I've been studying for some time now and I'm feeling the impulse to shift directions slightly. I've got an urge to start growing herbs and learn about tinctures and remedies. As much as possible, I want to grow herbs myself (and harvest what I can locally, but I'm not 100% sure how much of that I'll be doing; my part of the country is a semi-arid desert). This means that I'll be having things outdoors for part of the year and moving them indoors for the winter.

So a couple questions:

1) Is there a great "get started" type of book that blends the practical and the magickal? I've read Cunningham's guide to herbs, but it definitely focuses more on the magickal, and doesn't do as much with the "home gardening" aspect as I would like.
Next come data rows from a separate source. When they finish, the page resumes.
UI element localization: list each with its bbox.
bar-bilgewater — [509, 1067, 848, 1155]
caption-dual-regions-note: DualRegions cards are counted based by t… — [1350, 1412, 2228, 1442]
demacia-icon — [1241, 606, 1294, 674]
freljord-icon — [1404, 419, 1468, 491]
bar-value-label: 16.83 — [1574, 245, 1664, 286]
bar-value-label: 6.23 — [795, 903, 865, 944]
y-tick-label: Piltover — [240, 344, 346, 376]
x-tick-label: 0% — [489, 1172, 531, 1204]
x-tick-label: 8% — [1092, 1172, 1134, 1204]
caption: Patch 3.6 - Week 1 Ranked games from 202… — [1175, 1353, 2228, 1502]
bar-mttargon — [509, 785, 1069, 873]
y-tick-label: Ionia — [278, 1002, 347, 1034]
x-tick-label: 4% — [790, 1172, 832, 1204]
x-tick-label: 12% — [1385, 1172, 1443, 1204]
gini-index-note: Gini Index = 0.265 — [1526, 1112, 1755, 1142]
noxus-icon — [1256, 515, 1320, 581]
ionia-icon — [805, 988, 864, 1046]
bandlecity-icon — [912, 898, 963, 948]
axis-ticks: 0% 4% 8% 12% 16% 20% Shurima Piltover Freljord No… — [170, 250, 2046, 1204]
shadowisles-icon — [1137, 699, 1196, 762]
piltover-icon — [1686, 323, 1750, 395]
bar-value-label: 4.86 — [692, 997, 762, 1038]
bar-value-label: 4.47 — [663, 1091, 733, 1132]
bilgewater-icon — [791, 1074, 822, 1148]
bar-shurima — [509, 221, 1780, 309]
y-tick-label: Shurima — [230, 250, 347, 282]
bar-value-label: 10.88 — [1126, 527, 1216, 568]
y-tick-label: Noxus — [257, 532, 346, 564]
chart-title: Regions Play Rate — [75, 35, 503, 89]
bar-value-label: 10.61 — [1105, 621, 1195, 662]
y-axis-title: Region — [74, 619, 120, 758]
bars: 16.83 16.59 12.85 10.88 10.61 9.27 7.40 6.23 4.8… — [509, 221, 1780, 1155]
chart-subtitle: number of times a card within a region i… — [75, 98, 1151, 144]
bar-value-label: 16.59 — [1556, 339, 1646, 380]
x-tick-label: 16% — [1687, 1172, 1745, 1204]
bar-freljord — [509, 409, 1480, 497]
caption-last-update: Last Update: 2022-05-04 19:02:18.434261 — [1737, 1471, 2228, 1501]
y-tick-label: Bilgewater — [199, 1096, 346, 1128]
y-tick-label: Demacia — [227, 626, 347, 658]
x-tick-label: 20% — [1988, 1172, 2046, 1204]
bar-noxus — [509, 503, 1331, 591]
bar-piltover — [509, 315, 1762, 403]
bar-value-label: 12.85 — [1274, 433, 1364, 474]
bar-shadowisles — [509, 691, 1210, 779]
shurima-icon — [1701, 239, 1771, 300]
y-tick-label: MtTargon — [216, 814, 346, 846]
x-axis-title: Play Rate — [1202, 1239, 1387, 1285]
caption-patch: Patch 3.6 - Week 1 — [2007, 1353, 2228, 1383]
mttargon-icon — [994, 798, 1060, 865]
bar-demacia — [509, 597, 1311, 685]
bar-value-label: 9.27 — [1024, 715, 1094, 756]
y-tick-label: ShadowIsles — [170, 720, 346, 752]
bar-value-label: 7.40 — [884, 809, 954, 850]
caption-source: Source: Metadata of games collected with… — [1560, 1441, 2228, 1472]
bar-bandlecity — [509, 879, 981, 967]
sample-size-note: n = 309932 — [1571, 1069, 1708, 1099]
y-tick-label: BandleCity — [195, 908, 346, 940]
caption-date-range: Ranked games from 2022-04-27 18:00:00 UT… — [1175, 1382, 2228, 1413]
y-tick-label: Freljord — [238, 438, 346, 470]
2) What herbs would you say are the essentials - things I'll want to have on hand and appreciate that I grew myself?


Dear Al,

I'm a huge fan of herbalism, both magickal and medicinal.  There is a great book for medicinal herbalism called The Complete Idiot's Guide to Herbal Remedies by Frankie Avalon Wolfe.  Not only does this book have great starter recipes, but it has sections in the back for herbs and another for ailments.

I believe the essential herbs to have on hand are: chamomile, comfrey, echinacea, eucalyptus, ginger, lavender, marigold, rosemary, spearmint, St. Johns Wort, and valerian.

Please keep in mind that working with herbs can be just as dangerous as popping pills you are unfamiliar with.  Just because herbs come from nature doesn't mean they aren't dangerous when used in the wrong way or given to the wrong person.